Calculation of the total energy of a diatomic molecule in the first order of perturbation theory taking into account the Pauli principle and plasma oscillations of atomic electrons

TL;DR

This paper calculates the total energy of diatomic molecules in the first order of perturbation theory, incorporating the Pauli principle and plasma oscillations of electrons, with numerical results for nitrogen and fluorine.

Contribution

It introduces a method to include plasma oscillations and the Pauli principle in perturbation calculations of diatomic molecule energies, providing new insights into molecular elastic constants.

Findings

Total energy calculated for nitrogen and fluorine molecules.

Plasma oscillations influence the potential energy surface.

Determination of the elastic constant from the second derivative of potential energy.

Abstract

In the first order of perturbation theory, the total energy of a diatomic molecule in the ground state is calculated taking into account the Pauli principle and plasma oscillations of atomic electrons.
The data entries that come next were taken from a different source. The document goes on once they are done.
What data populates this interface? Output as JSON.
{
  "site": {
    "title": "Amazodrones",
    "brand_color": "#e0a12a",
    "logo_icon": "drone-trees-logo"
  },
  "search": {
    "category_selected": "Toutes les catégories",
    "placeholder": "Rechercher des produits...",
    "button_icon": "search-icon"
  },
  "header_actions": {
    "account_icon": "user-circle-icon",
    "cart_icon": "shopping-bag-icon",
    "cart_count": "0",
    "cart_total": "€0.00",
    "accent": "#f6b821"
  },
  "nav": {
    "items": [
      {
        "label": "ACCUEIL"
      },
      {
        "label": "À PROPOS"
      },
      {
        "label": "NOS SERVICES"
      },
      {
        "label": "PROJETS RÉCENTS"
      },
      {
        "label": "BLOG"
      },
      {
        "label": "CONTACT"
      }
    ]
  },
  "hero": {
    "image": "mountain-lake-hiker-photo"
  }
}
The Fourier component of the potential energy of interaction of an atom with an atom has the form of a polynomial of the fourth degree of the atomic form factor. Numerical calculation is performed for the atomic form factor in the approximation of hydrogen-like wave functions, which approximate the solution of the Hartree-Fock equation for an isolated atom. It is shown that taking into account the plasma oscillations of atomic electrons leads to a self-consistent system of equations, the numerical solution of which makes it possible to determine the elastic constant, that is, the value of the second derivative at the minimum of the potential energy of the molecule. The total energy for nitrogen and fluorine molecules is calculated.